En esos días de exploración e interés por criar animales, Alberto vio una gallina suelta, “la más linda que había visto”, decía. La rescató en medio de un platanal. Después apareció la dueña y se la reclamó. Él se la compró y también se llevó a un gallo. Se fue del lugar con la pareja de animales, el equipo de guerra sobre sus hombros y el fusil AK-47 cruzado en el pecho.
“Yo no sé pa dónde voy pero me llevo mi gallinita”. Y así fue.
Durante año y medio, Alberto cargó con “la pareja, pollito y pollita y los pollitos que iban naciendo”. Cuando los pollos crecían, cuando cesaban las lluvias, los vendía. Y en invierno, cuando comenzaban las operaciones militares, Alberto buscaba un refugio para él y su gallina. “La guerrilla se viene con la lluvia, con el golpe de la lluvia”, decía.
“La gallina tuvo muchos pollitos, todos ellos tan lindos”, comentaba Alberto. En la primera camada nacieron once, lo recordaba inmediatamente. La gallina no sufría, vivía bien, según Alberto, “porque tenía su hombre junto con ella”. En ese momento –como cuenta el libro– dejó de hablar. Hizo una pausa, lloró, se le quebró la voz: “Ellos eran mi adoración”, comentó. Después del silencio confesó que uno de sus compañeros se la había robado, justamente tres meses antes de la desmovilización.

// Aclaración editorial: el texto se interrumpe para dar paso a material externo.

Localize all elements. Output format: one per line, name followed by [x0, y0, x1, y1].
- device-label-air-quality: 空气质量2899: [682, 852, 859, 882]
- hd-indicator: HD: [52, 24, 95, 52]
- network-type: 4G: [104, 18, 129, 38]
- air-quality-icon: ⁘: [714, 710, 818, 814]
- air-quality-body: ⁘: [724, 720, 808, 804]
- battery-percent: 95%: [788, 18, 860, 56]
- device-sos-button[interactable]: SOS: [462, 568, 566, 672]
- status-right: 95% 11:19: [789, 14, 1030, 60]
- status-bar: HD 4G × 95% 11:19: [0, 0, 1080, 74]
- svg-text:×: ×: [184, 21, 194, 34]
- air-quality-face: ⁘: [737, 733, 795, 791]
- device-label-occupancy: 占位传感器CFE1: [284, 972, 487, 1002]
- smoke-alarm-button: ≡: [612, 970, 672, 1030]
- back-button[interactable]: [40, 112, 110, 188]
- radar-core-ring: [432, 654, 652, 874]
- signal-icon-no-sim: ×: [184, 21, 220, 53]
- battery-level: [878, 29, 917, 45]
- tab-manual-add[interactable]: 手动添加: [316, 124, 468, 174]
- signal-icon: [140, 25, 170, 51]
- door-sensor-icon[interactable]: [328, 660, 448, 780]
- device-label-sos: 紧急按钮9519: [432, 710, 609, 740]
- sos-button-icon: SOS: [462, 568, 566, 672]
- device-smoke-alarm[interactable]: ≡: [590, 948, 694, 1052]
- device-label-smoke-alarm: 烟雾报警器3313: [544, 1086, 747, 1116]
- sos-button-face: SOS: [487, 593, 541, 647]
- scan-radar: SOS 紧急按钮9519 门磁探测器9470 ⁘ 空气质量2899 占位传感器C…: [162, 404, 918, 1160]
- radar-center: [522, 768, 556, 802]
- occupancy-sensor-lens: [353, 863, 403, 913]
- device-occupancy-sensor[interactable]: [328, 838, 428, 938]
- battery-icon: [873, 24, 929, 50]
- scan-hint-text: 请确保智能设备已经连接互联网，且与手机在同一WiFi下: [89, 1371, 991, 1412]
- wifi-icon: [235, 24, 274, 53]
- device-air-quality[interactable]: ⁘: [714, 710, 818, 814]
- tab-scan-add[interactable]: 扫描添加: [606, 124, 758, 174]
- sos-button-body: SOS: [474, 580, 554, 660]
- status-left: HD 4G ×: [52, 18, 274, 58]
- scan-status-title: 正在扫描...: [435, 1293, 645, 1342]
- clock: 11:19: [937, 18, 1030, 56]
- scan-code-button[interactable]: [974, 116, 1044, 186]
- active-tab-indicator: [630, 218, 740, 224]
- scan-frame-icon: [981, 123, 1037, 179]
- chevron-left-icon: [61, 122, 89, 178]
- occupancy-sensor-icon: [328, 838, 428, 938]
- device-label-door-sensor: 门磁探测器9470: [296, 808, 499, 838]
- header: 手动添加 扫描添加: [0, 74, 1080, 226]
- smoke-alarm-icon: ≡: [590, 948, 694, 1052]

En 2005, el plan de Alberto era dejar las armas, desmovilizarse y viajar a Turbo con su gallina. Sin embargo, cuando la gallina desapareció fue la confirmación de una sospecha: alguien quería hacerle daño. Días antes de que dejara de verla, alguien le había quebrado una de las alas y después una pata. Alberto improvisó un yeso y consiguió que la gallina, al menos por unos días, caminara como de costumbre en medio de la selva. Era como un herido en combate, decía Alberto.
El “patrón” de Alberto, comandante paramilitar de la escuadra, admiró por meses su dedicación a la gallina. De hecho, una vez, en un caserío del Urabá chocoano, le encomendó a Alberto la misión de criar 12 cerdos. La cumplió con éxito: no dejó que se los robaran ni que murieran por falta de comida.
Las gallinas y los cerdos eran, como dice Silvia Monroy, “lo que más lo distanciaba del enemigo y lo que más lo aproximaba a sí mismo”.